Having said this, among the currently available alternatives to HRT, there is growing international interest in the potential of using nutrient therapy for treatment of the menopause and it symptomatology [8,9].

 

Indeed, a large number of manufacturers have developed and marketed nutritional or herbal products for relief and control of menopausal symptoms, but few studies exist that describe the safety and efficacy of these products [10].

 

This report describes the tolerability, safety, and efficacy of Menopace®, a vitamin and nutrient supplement marketed for peri- and postmenopausal women.

 

METHODS

 

Menopace® (Vitabiotics Ltd.,London UK.) contains a balanced palatte of 22 nutrients selected based on their published properties to maintain women’s health during menopause.

 

These nutrients include vitamin B complex, zinc, magnesium, vitamins A, C, D, and E, manganese, chromium, and selenium. For this analysis, study designs and results for all available observational studies of Menoapce®, in uncontrolled as well as randomized studies, were analyzed to determine which might be included in summary analyses.

 

Specifically, the dosage and recommended frequency of use, the length of follow-up, and the pre- and post-usage symptomatology questionnaires were reviewed for similarities in study design across the studies.

 

All of these studies are unpublished, and reports provided by their authors to Vitabiotics Ltd. were made available for the purpose of this analysis.

 

Several placebo-controlled trials were reviewed, including two in India and one in Russia. In none of these studies do the research reports document that study subjects were randomized to treatment groups. Moreover, differences in comparison groups, length of follow-up, and other study design issues made it imprudent to include these trials in the summary analyses.

 

A total of six out of 7 seven uncontrolled observational studies with a combined 766 subjects were amenable to summary analysis. These studies were:

 

All studies examined the efficacy of Menopace® in peri- and post-menopausal women, selected as random samples from contacts made by respondents to an appeal for clinical trial volunteers by the health editors of leading magazines or newspapers, with the exception of the Krishna and Virkud studies, which used the same methods but obtained subjects from large outpatient gynecology practices.

 

 

 

Following recruitment, university survey research centers or well-known obstetrician/gynecologists conducted or monitored the investigations. Participants were asked to complete an initial questionnaire and were then provided with a one month supply of Menopace®.

 

At the month’s end, respondents returned the questionnaire, and received the next month’s supply by mail.
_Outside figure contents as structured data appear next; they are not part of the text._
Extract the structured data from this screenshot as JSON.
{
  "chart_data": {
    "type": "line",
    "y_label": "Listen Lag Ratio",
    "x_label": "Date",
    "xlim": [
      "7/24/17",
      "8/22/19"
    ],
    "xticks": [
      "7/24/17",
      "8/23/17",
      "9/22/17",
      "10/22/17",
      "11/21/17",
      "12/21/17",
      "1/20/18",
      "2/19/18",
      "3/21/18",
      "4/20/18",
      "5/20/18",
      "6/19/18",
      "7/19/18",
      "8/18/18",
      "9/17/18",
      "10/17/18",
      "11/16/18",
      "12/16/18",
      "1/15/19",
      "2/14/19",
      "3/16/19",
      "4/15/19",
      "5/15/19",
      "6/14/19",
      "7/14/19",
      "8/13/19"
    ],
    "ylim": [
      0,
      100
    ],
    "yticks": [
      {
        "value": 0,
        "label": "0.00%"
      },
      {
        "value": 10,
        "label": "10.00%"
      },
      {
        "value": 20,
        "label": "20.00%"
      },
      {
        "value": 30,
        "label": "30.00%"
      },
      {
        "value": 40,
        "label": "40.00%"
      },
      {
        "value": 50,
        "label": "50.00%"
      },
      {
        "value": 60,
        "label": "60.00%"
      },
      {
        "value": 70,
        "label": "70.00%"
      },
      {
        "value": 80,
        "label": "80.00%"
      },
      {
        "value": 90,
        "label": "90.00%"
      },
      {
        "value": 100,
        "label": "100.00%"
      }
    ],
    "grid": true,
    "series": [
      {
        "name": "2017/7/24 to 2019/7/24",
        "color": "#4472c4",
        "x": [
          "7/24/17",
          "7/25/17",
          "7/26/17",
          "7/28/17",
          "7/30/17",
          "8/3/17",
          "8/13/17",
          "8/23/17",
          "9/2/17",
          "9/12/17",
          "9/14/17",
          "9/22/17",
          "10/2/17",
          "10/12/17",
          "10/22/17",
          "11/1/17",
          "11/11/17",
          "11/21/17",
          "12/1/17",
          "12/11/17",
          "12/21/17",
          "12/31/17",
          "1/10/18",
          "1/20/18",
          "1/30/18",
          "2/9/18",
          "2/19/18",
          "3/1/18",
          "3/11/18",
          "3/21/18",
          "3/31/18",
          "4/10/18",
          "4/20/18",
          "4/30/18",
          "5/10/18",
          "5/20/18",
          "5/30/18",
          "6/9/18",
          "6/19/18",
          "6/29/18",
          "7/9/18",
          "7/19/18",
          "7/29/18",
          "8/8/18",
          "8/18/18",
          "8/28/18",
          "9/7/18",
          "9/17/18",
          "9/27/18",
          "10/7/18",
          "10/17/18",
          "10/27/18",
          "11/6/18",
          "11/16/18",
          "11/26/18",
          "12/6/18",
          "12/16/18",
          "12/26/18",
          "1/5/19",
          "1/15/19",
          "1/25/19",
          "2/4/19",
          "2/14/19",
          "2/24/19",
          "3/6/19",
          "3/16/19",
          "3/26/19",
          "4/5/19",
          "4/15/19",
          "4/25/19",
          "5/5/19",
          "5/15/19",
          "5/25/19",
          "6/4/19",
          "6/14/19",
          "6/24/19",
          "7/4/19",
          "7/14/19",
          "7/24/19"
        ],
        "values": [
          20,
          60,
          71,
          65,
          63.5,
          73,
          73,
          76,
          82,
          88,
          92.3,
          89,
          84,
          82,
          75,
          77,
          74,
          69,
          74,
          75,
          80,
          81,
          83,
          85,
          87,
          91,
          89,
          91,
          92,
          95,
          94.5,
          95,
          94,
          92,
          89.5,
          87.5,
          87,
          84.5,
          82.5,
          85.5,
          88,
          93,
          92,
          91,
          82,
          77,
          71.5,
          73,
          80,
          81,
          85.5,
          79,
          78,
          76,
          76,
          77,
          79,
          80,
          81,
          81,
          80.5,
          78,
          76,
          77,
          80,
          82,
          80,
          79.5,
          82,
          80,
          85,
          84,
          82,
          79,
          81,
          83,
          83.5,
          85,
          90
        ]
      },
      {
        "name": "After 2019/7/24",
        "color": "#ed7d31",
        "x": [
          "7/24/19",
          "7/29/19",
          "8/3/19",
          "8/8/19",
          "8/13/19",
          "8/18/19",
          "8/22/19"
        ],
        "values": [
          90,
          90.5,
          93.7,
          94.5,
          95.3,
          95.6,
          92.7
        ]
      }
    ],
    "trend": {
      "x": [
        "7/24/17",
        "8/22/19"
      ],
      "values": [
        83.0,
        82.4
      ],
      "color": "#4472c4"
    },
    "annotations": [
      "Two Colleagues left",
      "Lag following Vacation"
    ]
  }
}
Of the seven studies, one followed participants for two months and the other six completed three months of follow-up.

 

RESULTS

 

Seven observational studies were conducted from 1992 through 1995, in the United Kingdom and India. Although the study patients ranged in age from 24 to 67, the majority of participants were in their 40s or older. Mean ages were reported for six of the seven studies, and ranged from 44 to 53.

 

Some attrition occurred in all the studies. A careful statistical analysis of the characteristics of dropouts and those who continued could not be performed with the available data, though some of the studies themselves attempted to do this.

 

Women who did not continue for the full three months appeared to have had less favorable response from Menopace® in terms of their menopausal symptoms.

 

For the women completing the three month follow-up, symptomatic improvement is shown in Table I, and overall symptom improvement results are presented in Table II. These data suggest that the vast majority of women participating in these observational studies experienced substantial improvement in their menopausal symptoms using Menopace® daily for three months.